Enterprising little offender, isn’t he?

 

I had to laugh when reading this report.

A driver in northeastern Spain has tested positive for ‘every possible kind of drug’ after being pulled over by police on Saturday.

Police found high levels of cannabis, amphetamines/methamphetamine, cocaine, opiates; as well as alcohol, with a rate of 0,60 mg/l.

Local police told Euronews that a neighbour in the town of Carcastillo called the police saying that “several people were getting in a vehicle influenced by alcoholic beverages.”

There’s more at the link.

I didn’t know it was possible to test positive for everything!  Wouldn’t that be the sort of result we’d expect a coroner to discover during an autopsy, rather than police during a sobriety check?

I have an uncomfortable feeling that rednecks across the USA, reading this report, are saying to each other, “Dang it, I won’t let some furriner set the record!  Hold my beer and watch this!”

Peter

11 comments

  1. Nah.

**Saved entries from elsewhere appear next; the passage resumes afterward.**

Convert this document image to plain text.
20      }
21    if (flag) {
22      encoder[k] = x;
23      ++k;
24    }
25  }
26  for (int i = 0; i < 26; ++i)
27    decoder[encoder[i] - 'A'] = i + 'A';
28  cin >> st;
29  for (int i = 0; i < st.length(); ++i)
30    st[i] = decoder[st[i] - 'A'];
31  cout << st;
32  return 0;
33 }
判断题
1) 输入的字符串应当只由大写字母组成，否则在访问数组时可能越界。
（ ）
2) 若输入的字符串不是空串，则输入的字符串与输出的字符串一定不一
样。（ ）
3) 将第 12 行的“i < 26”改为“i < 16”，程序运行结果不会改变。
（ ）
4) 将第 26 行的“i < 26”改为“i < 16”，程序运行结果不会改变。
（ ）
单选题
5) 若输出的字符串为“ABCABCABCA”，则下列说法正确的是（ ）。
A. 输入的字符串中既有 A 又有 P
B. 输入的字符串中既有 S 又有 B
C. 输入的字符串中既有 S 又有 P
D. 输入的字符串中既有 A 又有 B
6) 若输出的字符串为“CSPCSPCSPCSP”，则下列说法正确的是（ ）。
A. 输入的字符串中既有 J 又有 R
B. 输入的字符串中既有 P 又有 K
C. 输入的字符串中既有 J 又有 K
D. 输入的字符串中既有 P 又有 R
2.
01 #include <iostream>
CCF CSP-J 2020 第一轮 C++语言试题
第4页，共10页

We get them testing positive for 'everything' more frequently than you'd think. Usually 20-something males with more money than sense.

  2. One of the 'college students' (no, he wasn't) who got ventilated by a cop back in the late 90's in my area was high on coke, heroin, oxys, morphine, cannabis, meth, horse tranqs, lsd and formaldehyde.

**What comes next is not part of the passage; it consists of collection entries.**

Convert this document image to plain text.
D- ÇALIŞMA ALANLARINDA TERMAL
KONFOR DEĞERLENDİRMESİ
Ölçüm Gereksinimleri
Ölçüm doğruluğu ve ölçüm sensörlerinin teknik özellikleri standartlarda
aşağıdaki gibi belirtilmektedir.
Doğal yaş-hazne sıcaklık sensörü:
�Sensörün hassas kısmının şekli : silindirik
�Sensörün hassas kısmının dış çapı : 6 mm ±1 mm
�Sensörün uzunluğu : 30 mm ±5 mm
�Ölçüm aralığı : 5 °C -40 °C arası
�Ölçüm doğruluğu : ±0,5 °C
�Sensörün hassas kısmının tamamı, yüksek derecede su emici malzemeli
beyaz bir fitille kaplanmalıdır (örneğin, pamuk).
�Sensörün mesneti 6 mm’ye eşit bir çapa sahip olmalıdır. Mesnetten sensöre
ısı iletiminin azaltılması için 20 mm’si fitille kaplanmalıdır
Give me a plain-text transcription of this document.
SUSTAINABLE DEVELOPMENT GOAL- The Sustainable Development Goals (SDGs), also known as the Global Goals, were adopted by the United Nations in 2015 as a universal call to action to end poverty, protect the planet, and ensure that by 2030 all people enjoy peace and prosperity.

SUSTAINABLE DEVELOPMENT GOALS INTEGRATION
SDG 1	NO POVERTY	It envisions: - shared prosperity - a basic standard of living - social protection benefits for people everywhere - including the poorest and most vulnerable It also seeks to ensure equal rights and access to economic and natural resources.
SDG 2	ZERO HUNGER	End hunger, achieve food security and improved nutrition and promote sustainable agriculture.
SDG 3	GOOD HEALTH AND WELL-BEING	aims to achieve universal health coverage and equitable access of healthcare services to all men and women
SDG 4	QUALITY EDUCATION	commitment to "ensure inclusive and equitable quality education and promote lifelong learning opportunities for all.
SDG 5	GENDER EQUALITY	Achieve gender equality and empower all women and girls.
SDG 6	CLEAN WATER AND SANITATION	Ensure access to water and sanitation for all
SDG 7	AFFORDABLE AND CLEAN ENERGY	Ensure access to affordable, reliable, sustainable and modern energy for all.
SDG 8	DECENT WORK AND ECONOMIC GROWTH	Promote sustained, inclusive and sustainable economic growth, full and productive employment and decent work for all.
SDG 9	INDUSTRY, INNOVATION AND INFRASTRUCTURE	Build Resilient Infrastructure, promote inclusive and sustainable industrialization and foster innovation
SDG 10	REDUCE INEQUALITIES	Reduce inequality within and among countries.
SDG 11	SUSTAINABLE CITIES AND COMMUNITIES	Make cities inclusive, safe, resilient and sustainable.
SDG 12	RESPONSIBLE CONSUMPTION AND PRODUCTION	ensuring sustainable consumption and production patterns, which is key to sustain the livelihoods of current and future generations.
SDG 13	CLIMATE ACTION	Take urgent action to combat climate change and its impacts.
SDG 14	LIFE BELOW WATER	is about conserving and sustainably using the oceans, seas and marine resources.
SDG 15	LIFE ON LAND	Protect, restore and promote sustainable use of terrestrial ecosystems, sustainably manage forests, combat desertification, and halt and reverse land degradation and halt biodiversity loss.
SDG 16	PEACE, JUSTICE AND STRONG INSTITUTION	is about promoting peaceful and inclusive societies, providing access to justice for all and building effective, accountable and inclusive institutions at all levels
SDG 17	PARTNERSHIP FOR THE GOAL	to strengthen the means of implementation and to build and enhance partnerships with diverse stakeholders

    I saw the tox report. He wasn't quite at good boy George Floyd levels, but it took 4 blocks after his heart was blown away for him to stop driving.

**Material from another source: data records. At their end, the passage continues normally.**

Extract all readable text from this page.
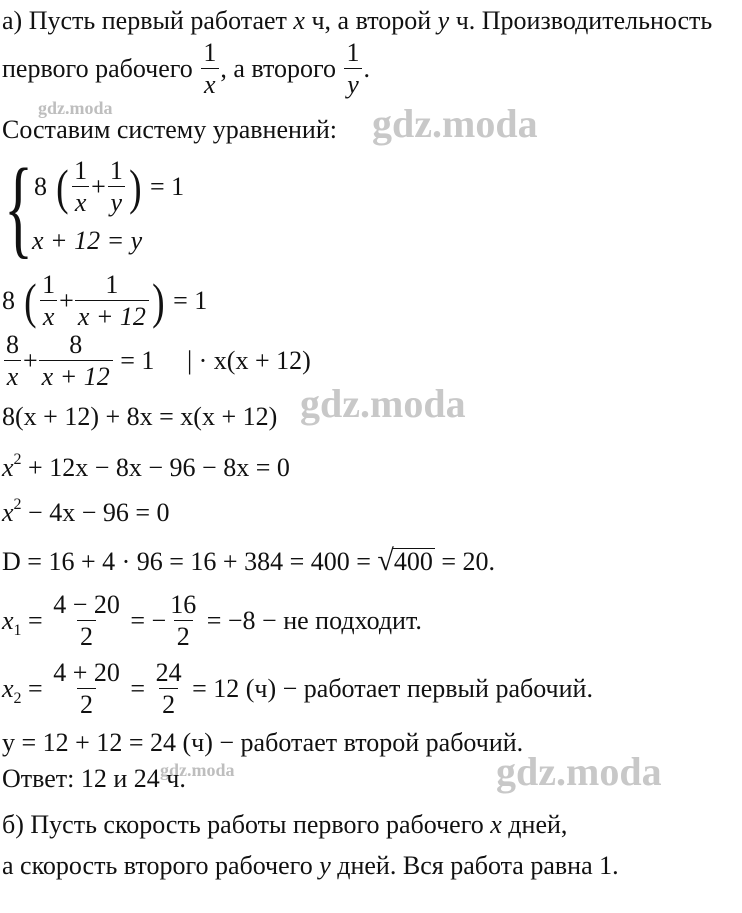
gdz.moda	gdz.moda
gdz.moda
gdz.moda	gdz.moda
а) Пусть первый работает x ч, а второй y ч. Производительность
первого рабочего $\frac{1}{x}$ , а второго $\frac{1}{y}$ .
Составим систему уравнений:
{ 8 ( $\frac{1}{x} + \frac{1}{y}$ ) = 1
x + 12 = y
8 ( $\frac{1}{x} + \frac{1}{x + 12}$ ) = 1
$\frac{8}{x} + \frac{8}{x + 12} = 1$ | · x(x + 12)
8(x + 12) + 8x = x(x + 12)
$x^2 + 12x - 8x - 96 - 8x = 0$
$x^2 - 4x - 96 = 0$
D = 16 + 4 · 96 = 16 + 384 = 400 = √400 = 20.
$x_1 = \frac{4 - 20}{2}$ = − $\frac{16}{2} = -8$ − не подходит.
$x_2 = \frac{4 + 20}{2} = \frac{24}{2} = 12$ (ч) − работает первый рабочий.
y = 12 + 12 = 24 (ч) − работает второй рабочий.
Ответ: 12 и 24 ч.
б) Пусть скорость работы первого рабочего x дней,
а скорость второго рабочего y дней. Вся работа равна 1.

  3. Wait… BAC of 0,60 mg/l? Isn't that 0.6 parts per freakin' million? Milligrams per (approximately) kilogram? Is that even enough to detect with a normal test?
    Limit in the U.S. is generally 0.08%, or 800ppm, isn't it?

  4. Fear & Loathing in Las Vegas comes to mind.
    We had two bags of grass, seventy-five pellets of mescaline, five sheets of high powered blotter acid, a salt shaker half full of cocaine, and a whole galaxy of multi-colored uppers, downers, screamers, laughers… and also a quart of tequila, a quart of rum, a case of Budweiser, a pint of raw ether and two dozen amyls.
    Not that we needed all that for the trip, but once you get locked into a serious drug collection, the tendency is to push it as far as you can.
    Hunter S. Thompson, Fear and Loathing in Las Vegas

  5. Right US uses percent so a BAC of .1% (over the limit most places it is .08% now) would be 1g/liter (a liter of water is ~ 1kg and blood is effectively salt water so close enough). If those units are right that's quite sober. My bet is the newspaper got the units wrong or reporter read a valu of something else (for example those weird ass units might make sense for blood sugar)

  6. What jen said.

    We regularly get folks who light up every box on the screening tests. 'Taint hard.

    No idea how long the elements remain en corpus to pop on the tests, and the only one we can quantify, to date, is alcohol, on the common tests. I can tell you how drunk you are, and approximate how drunk you were, based on known factors.

    The other boxes just tell me that sometime in the near-recent-past, you had those things onboard. Anything else is inferential, based on clinical presentation. I.e. if you're lethargic, and Narcan works, you're high on opiates.

    Which is a non-zero number of the zombies we get, day in and day out, including the homeless, who can't afford soap or clean socks, but who can and do shoot out the entire Skittles Rainbow of the Big Seven drug categories on every test we administer.

    Usually on top of being clinically crazy.

    When Joe Average discovers the benefits of Rule .22LR applied to the homeless wastoid population, you'll know the Apocalypse has arrived from the hoofprints of the Four Horsemen pawing up the turf.

    And which, unlike four-legged predators, only requires the first and last of the Three S Rule, and leaves dotGov holding the bag on the middle one.

    When that penny drops, it's going to be a bad, bad place out there. I'm frankly amazed it hasn't reached critical mass yet, and if it transpires that it may already have, would be completely unsurprised, other than wondering "What took so long?"